Rasul Welch, media specialist and chef with the Sprouted Table, said he worked as a food photographer for the past 12 years and has learned a lot about local food production.
"I wouldn't be working as a chef at all if Adam hadn't pulled me in, and I had never considered cooking professionally until I met him," Welch said. "Before working with Adam, I was unaware that heirloom quality vegetables were being produced locally. I was trying to stick with less wasteful, more responsible, more local cooking at home, but had no idea that I could get great veggies without growing them myself."
Welch said that Lee introduced him to various regional and local farmers, foragers and artisans. He said from networking with Lee, he learned a lot about local food culture in the past year.
Lee said that the Sprouted Table is striving to make three types of meals: the one-pot meal, seasonal stew with bread and salad, and a gastropub-themed event.
"With the gastropub themed events, we want to host these events at a venue that has microbrews," he said. "The gastropub events are slightly casual, but with fancy appetizers, seasonal spreads, and any foods paired with quality beers."
On Jan. 17, at Catullo Prime Meats in Poland, the Sprouted Table will host a Street Food Party and Hog Butchering Workshop.
"For this event, we are hosting a hog curing and this event will be a mingling kind of event with high-top tables," Lee said. "There will be a hog that we brought from the non-profit farm, Lamppost Farm in Columbiana. They raise Berkshire hogs. Danny Catullo, owner and operator of Catullo Prime Meats, is going to do a butcher demonstration."
Welch said that the Sprouted Table's educational workshops are new, but have made an excellent impact on the community.
"Our patrons also have responded well to our workshops and love that we are willing to share what others might keep secret," Welch said.

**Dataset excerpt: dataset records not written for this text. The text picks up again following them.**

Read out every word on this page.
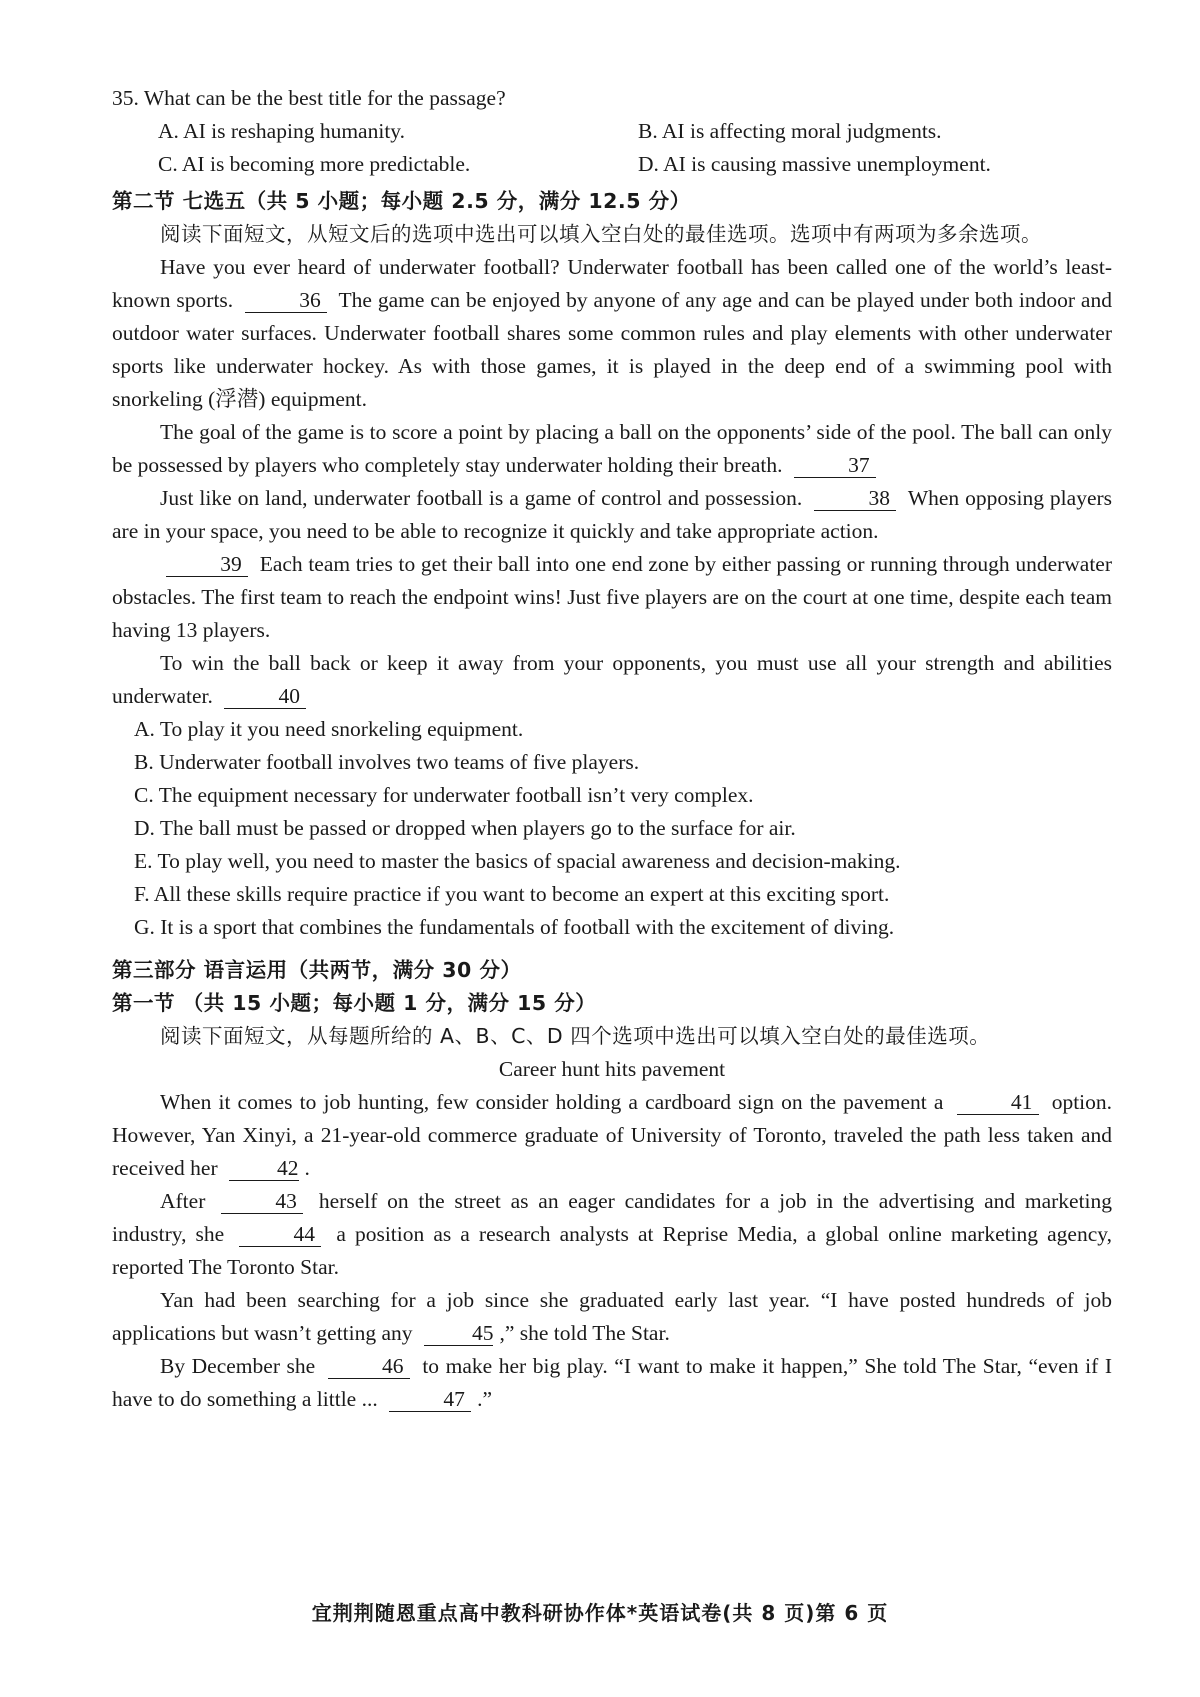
35. What can be the best title for the passage?

A. AI is reshaping humanity.	B. AI is affecting moral judgments.
C. AI is becoming more predictable.	D. AI is causing massive unemployment.

第二节 七选五（共 5 小题；每小题 2.5 分，满分 12.5 分）

阅读下面短文，从短文后的选项中选出可以填入空白处的最佳选项。选项中有两项为多余选项。

Have you ever heard of underwater football? Underwater football has been called one of the world’s least-known sports.	36 The game can be enjoyed by anyone of any age and can be played under both indoor and outdoor water surfaces. Underwater football shares some common rules and play elements with other underwater sports like underwater hockey. As with those games, it is played in the deep end of a swimming pool with snorkeling (浮潜) equipment.

The goal of the game is to score a point by placing a ball on the opponents’ side of the pool. The ball can only be possessed by players who completely stay underwater holding their breath.	37

Just like on land, underwater football is a game of control and possession.	38 When opposing players are in your space, you need to be able to recognize it quickly and take appropriate action.

39 Each team tries to get their ball into one end zone by either passing or running through underwater obstacles. The first team to reach the endpoint wins! Just five players are on the court at one time, despite each team having 13 players.

To win the ball back or keep it away from your opponents, you must use all your strength and abilities underwater.	40

A. To play it you need snorkeling equipment.

B. Underwater football involves two teams of five players.

C. The equipment necessary for underwater football isn’t very complex.

D. The ball must be passed or dropped when players go to the surface for air.

E. To play well, you need to master the basics of spacial awareness and decision-making.

F. All these skills require practice if you want to become an expert at this exciting sport.

G. It is a sport that combines the fundamentals of football with the excitement of diving.

第三部分 语言运用（共两节，满分 30 分）

第一节 （共 15 小题；每小题 1 分，满分 15 分）

阅读下面短文，从每题所给的 A、B、C、D 四个选项中选出可以填入空白处的最佳选项。

Career hunt hits pavement

When it comes to job hunting, few consider holding a cardboard sign on the pavement a	41 option. However, Yan Xinyi, a 21-year-old commerce graduate of University of Toronto, traveled the path less taken and received her	42 .

After	43 herself on the street as an eager candidates for a job in the advertising and marketing industry, she	44 a position as a research analysts at Reprise Media, a global online marketing agency, reported The Toronto Star.

Yan had been searching for a job since she graduated early last year. “I have posted hundreds of job applications but wasn’t getting any	45 ,” she told The Star.

By December she	46 to make her big play. “I want to make it happen,” She told The Star, “even if I have to do something a little ...	47 .”

宜荆荆随恩重点高中教科研协作体*英语试卷(共 8 页)第 6 页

Steve Montgomery, executive director of Lamppost Farm, a non-profit organization, pasture-based farm and educational ministry in Columbiana, said that the Sprouted Tables' events and workshops educate the community about locally produced food.
"People like Adam Lee are excellent educators because they are able to engage people in a tangible, visceral, and palatable way," Montgomery said. "The Sprouted Table is a huge educator. The Sprouted Table turns common foods and recipes into extraordinary dishes by mixing flavors and spices."

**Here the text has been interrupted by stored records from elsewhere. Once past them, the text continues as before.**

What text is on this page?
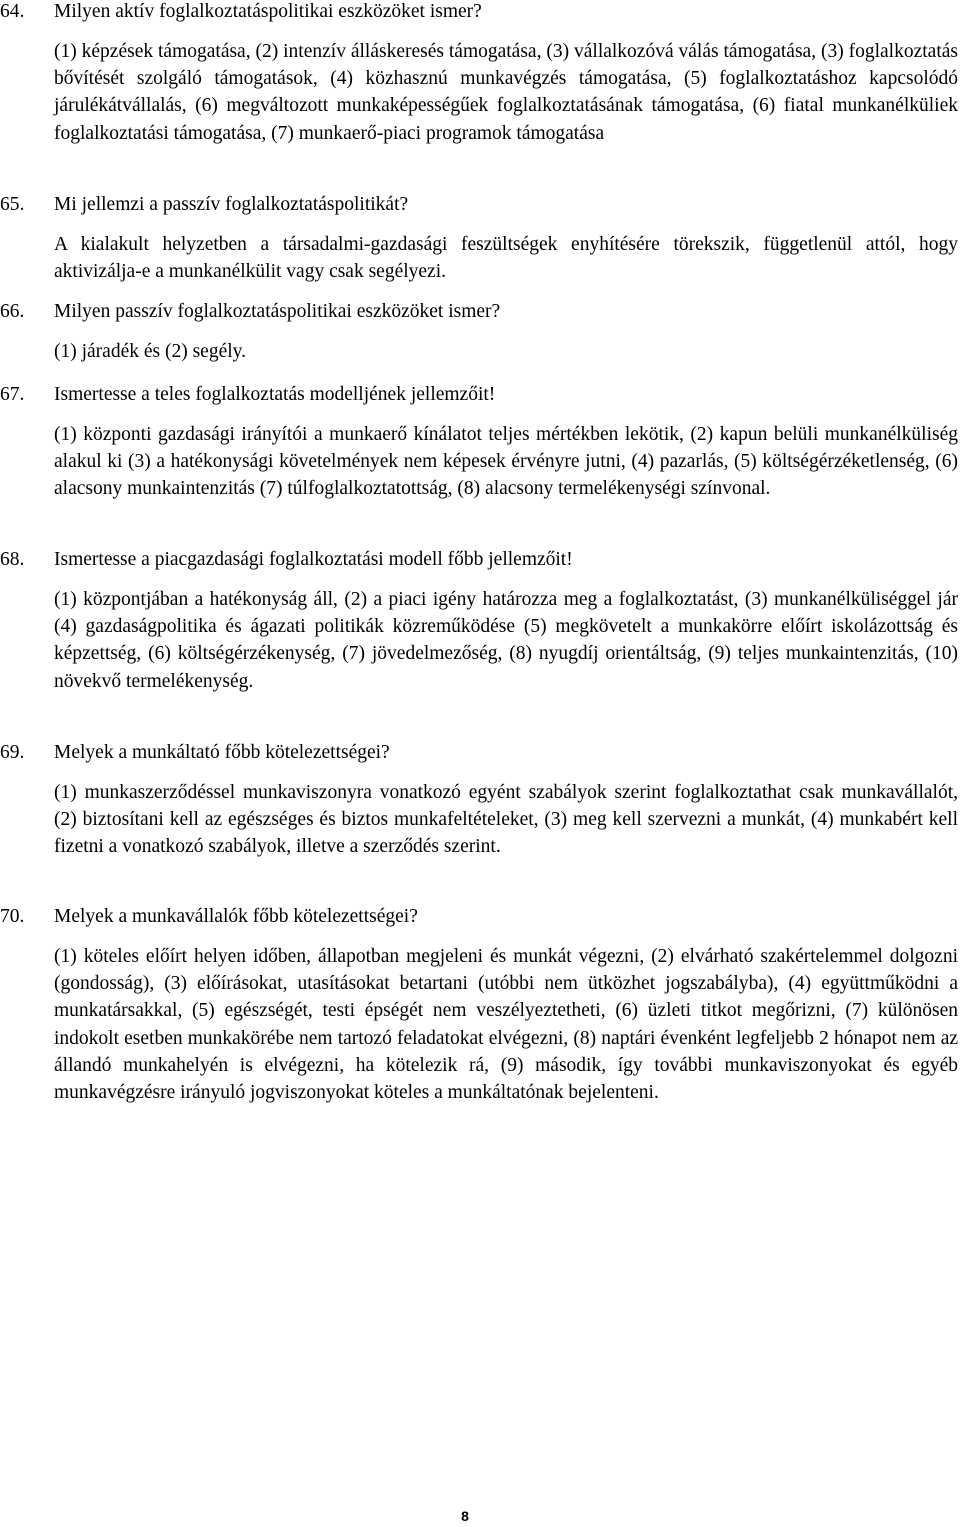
64. Milyen aktív foglalkoztatáspolitikai eszközöket ismer?
(1) képzések támogatása, (2) intenzív álláskeresés támogatása, (3) vállalkozóvá válás támogatása, (3) foglalkoztatás bővítését szolgáló támogatások, (4) közhasznú munkavégzés támogatása, (5) foglalkoztatáshoz kapcsolódó járulékátvállalás, (6) megváltozott munkaképességűek foglalkoztatásának támogatása, (6) fiatal munkanélküliek foglalkoztatási támogatása, (7) munkaerő-piaci programok támogatása
65. Mi jellemzi a passzív foglalkoztatáspolitikát?
A kialakult helyzetben a társadalmi-gazdasági feszültségek enyhítésére törekszik, függetlenül attól, hogy aktivizálja-e a munkanélkülit vagy csak segélyezi.
66. Milyen passzív foglalkoztatáspolitikai eszközöket ismer?
(1) járadék és (2) segély.
67. Ismertesse a teles foglalkoztatás modelljének jellemzőit!
(1) központi gazdasági irányítói a munkaerő kínálatot teljes mértékben lekötik, (2) kapun belüli munkanélküliség alakul ki (3) a hatékonysági követelmények nem képesek érvényre jutni, (4) pazarlás, (5) költségérzéketlenség, (6) alacsony munkaintenzitás (7) túlfoglalkoztatottság, (8) alacsony termelékenységi színvonal.
68. Ismertesse a piacgazdasági foglalkoztatási modell főbb jellemzőit!
(1) központjában a hatékonyság áll, (2) a piaci igény határozza meg a foglalkoztatást, (3) munkanélküliséggel jár (4) gazdaságpolitika és ágazati politikák közreműködése (5) megkövetelt a munkakörre előírt iskolázottság és képzettség, (6) költségérzékenység, (7) jövedelmezőség, (8) nyugdíj orientáltság, (9) teljes munkaintenzitás, (10) növekvő termelékenység.
69. Melyek a munkáltató főbb kötelezettségei?
(1) munkaszerződéssel munkaviszonyra vonatkozó egyént szabályok szerint foglalkoztathat csak munkavállalót, (2) biztosítani kell az egészséges és biztos munkafeltételeket, (3) meg kell szervezni a munkát, (4) munkabért kell fizetni a vonatkozó szabályok, illetve a szerződés szerint.
70. Melyek a munkavállalók főbb kötelezettségei?
(1) köteles előírt helyen időben, állapotban megjeleni és munkát végezni, (2) elvárható szakértelemmel dolgozni (gondosság), (3) előírásokat, utasításokat betartani (utóbbi nem ütközhet jogszabályba), (4) együttműködni a munkatársakkal, (5) egészségét, testi épségét nem veszélyeztetheti, (6) üzleti titkot megőrizni, (7) különösen indokolt esetben munkakörébe nem tartozó feladatokat elvégezni, (8) naptári évenként legfeljebb 2 hónapot nem az állandó munkahelyén is elvégezni, ha kötelezik rá, (9) második, így további munkaviszonyokat és egyéb munkavégzésre irányuló jogviszonyokat köteles a munkáltatónak bejelenteni.
8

Lee said that he is trying to host events at varied non-restaurant locations. Recently, the Sprouted Table has hosted an event at the Davis Education and Visitor Center at the Fellows Riverside Gardens at Mill Creek Metro Parks in Youngstown, which overlooks Lake Glacier.
"We will also be hosting events on farms this summer and maybe an event at an art gallery. In January, we are hosting a Chinese New Year event with Jonathan Sawyer, chef and owner of the Greenhouse Tavern in Cleveland. We will host this event in Youngstown, but we haven't decided on a location yet."
Lee said the Sprouted Table plans on doing dinners on the farm for the next growing season, and is exploring events in Trumbull County.
"I'm open to working with different spaces in Trumbull County," Lee said. "I talked to the Trumbull Neighborhood Partnership, and I am looking to collaborate with them. The Trumbull Neighborhood Partnership is doing a lot of local food and agricultural activities with the community."
The Sprouted Table hopes to continue to build community relationships through food.
"We want to expand the local food movement, and we want to have more workshops," Lee said. "We are planning and working more directly with farmers to plan more long term to have better connections."